Burnham’s PNC nation excluded Indian-Guyanese

Forbes Burnham’s death anniversary, a couple of weeks ago, offered the opportunity for some seriously surreal revisionist accounts of his “legacy”. This is a corrective to the contention that Burnham was positively benign to Indian- Guyanese.
During his 21-year illegal regime, Burnham promoted the African element of Creole culture as the national culture, even as he made some innocuous gestures towards Indian-Guyanese. In this transformist hegemony, Indian-Guyanese culture was defined as “ethnic” – outside the nation. Yet his acolytes insist Burnham had a “multicultural” approach just because he introduced two Muslim and two Hindu festivals as national holidays.
However, in Burnham’s secular rather than religious view of nation and culture, that move was a feint in his quest for total control over the state. The colonial state had privileged the Protestant Church and retained great influence over state matters, which Burnham would not brook. State acknowledgement of Hinduism and Islam simply helped dilute the externally connected, old-line Church influence. In 1976 he nationalised the schools of all the religious bodies, and quickly moved to control the Hindu Mahasabha and the Muslim Anjumaan, so these new kids on the block offered no challenge. In 1972, against the Opposition of all Indian organisations, secular and religious, Burnham commandeered the Indian Repatriation Fund to build the “National Cultural Centre” in Georgetown, rather than three Indian Cultural centres in the three counties. Carifesta, which launched the Centre, had only token Indian-Guyanese participation by Rajkumari Singh’s troupe.
Burnham accepted the assimilationalist premises of the European “nation-state” ideal, and fervently opposed “multiculturalism”. His motto summed up his position: “One People, One Nation, One Destiny”, which of course he would “mould”. The symbols of a state signal its cultural orientation, since these are expected to ensure that the people can identify with the state at an emotional level. The colours of our flag, chosen by the National Arts Council, were the Garveyite Pan-African colours of black, green and red (which were already the PNC’s colours) along with yellow from Ethiopia’s green, yellow and red, which most African countries had chosen as their pan-African colours.
The National Hero was Cuffy – the African slave who had fought the Dutch in Berbice almost seventy years before Berbice became part of a unified Guyana. The National Anthem has no hint of an Indian raga, much less any words. Mr. Burnham also balked at the Indian cultural fare over the airwaves. He mandated that even the privately sponsored Indian music radio shows were to include an equal number of English-language songs.
There was no TV under Burnham, and we may now possibly surmise why. Mr. Burnham also demanded that “ethnic clubs” change their names – for instance the “East Indian Association Cricket Club” was changed to “Everest Cricket Club”. He offered refuge to a large number of Afrocentric US cultural activists, who played an influential role in establishing the National Service that was supposed to be the vehicle for moulding youths into “Guyanese”.
However, Mr. Burnham accepted the African Society for Cultural Relations with Independent Africa (ASCRIA) as its de facto cultural arm. Its head, Eusi Kwayana, was made Chairman of the GMC, and played a critical role in conceptualising, launching and sustaining the Co-op movement which was to empower grassroots African-Guyanese in this “African” mode of production. Mr. Burnham had gone so far with his valorisation of African culture that he risked ridicule from orthodox Marxist quarters (“utopian”) to declare that Guyana’s economic model would be the co-operative – based on the Ujaama socialism of Tanzania.

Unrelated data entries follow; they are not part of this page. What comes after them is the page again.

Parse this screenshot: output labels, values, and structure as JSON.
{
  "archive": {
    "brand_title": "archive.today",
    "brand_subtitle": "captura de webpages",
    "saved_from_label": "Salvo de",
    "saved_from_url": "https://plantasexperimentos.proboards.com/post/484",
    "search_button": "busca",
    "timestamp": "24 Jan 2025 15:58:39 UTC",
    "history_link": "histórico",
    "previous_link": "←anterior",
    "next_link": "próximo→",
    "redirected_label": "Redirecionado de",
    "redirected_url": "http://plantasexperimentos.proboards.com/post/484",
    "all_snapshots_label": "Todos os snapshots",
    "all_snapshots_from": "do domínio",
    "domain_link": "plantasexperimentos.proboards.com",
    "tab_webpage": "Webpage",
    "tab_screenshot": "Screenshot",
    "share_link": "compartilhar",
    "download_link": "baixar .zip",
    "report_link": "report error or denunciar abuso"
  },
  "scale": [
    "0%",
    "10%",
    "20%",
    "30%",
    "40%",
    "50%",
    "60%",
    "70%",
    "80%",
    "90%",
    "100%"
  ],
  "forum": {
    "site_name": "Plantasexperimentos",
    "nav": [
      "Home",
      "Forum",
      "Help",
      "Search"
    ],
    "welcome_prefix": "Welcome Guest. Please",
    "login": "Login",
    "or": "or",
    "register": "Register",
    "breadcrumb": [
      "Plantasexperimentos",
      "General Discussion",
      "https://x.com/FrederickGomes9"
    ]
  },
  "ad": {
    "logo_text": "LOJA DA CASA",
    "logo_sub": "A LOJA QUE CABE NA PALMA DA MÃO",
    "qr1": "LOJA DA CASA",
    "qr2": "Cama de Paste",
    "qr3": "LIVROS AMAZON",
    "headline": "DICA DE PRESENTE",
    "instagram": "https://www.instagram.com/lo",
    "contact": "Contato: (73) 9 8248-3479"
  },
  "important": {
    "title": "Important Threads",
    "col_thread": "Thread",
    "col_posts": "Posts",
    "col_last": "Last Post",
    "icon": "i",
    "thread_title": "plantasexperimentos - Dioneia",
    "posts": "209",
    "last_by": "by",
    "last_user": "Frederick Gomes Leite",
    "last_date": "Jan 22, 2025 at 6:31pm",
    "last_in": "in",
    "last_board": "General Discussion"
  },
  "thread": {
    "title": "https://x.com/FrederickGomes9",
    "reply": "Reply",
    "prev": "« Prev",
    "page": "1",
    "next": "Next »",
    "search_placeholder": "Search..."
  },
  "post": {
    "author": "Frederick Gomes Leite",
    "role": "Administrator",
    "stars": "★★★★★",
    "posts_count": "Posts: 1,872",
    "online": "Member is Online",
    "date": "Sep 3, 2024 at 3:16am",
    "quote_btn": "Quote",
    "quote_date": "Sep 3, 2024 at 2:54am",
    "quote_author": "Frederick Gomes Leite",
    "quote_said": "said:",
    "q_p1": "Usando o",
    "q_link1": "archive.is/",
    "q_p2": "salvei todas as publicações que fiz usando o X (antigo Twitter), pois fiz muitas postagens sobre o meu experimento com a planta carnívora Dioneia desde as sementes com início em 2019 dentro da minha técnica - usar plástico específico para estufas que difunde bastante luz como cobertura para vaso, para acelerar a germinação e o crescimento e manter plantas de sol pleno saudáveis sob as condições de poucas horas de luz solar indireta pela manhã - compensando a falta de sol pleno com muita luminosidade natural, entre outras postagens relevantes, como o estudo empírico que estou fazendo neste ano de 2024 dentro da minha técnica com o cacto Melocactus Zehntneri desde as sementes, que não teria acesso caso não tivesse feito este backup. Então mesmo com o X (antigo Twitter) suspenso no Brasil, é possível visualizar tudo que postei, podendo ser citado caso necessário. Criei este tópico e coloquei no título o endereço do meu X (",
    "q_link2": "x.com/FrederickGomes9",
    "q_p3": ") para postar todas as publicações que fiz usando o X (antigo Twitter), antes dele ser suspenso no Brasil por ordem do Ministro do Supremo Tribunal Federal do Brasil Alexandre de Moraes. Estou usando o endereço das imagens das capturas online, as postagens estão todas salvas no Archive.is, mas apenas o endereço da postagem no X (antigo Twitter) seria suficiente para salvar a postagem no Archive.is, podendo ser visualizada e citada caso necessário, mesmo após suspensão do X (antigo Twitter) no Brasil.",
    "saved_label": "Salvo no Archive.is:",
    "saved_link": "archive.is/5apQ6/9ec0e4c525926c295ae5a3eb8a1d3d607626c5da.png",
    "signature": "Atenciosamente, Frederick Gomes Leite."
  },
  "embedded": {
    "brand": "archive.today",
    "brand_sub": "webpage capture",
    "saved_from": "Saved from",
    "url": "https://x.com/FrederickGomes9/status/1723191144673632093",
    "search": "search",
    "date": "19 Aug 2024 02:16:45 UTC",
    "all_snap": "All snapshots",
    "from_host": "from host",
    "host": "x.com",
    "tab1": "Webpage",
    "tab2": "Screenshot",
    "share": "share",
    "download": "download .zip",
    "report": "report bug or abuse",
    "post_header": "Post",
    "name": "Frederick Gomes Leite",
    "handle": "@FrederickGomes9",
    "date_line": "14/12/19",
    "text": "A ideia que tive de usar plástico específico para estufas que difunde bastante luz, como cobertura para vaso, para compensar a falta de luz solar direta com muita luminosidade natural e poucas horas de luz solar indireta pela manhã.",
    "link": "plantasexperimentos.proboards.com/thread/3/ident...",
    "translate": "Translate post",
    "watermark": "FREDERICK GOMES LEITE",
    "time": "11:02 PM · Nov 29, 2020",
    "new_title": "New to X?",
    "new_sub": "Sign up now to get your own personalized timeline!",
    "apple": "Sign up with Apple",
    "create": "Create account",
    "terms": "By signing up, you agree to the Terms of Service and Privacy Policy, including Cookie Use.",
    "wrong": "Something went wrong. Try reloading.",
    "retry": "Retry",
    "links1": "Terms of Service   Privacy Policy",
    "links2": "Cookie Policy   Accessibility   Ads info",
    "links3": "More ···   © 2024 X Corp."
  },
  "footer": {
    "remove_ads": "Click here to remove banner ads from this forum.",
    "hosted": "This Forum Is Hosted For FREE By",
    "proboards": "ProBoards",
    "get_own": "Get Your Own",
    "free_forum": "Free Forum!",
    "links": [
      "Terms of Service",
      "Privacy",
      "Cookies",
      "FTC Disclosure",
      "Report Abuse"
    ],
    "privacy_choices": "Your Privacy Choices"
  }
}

Mr. Burnham introduced Mashramani as the defining festival for Guyana, with its Creole Caribbean Carnival ethos hardly masked by the standing label that it was about “cooperation” and adopted from our Indigenous Peoples.
In May 1970, Mr Burnham had embraced the ASCRIA-invited Stokley Carmichael, the founder of Black Power, even after he declared that Indian-Guyanese must be kept separate. Never mind the aspiration of the just declared “national” motto. While today there is a “National” Museum, there is also an African Museum and an Amerindian (WALTER ROTH) museum – but none for Indians. The National School of Dance is bereft of an Indian repertoire. As for whether he was “racist” towards, he deflected Jagan’s accusation in 1977 by asking, “What is the socialist content of race?”
The point, of course, is that those who are defined outside the nation have no legitimacy to its patrimony – including the opportunity to democratically form a Government. These Guyanese are just 3/5 human.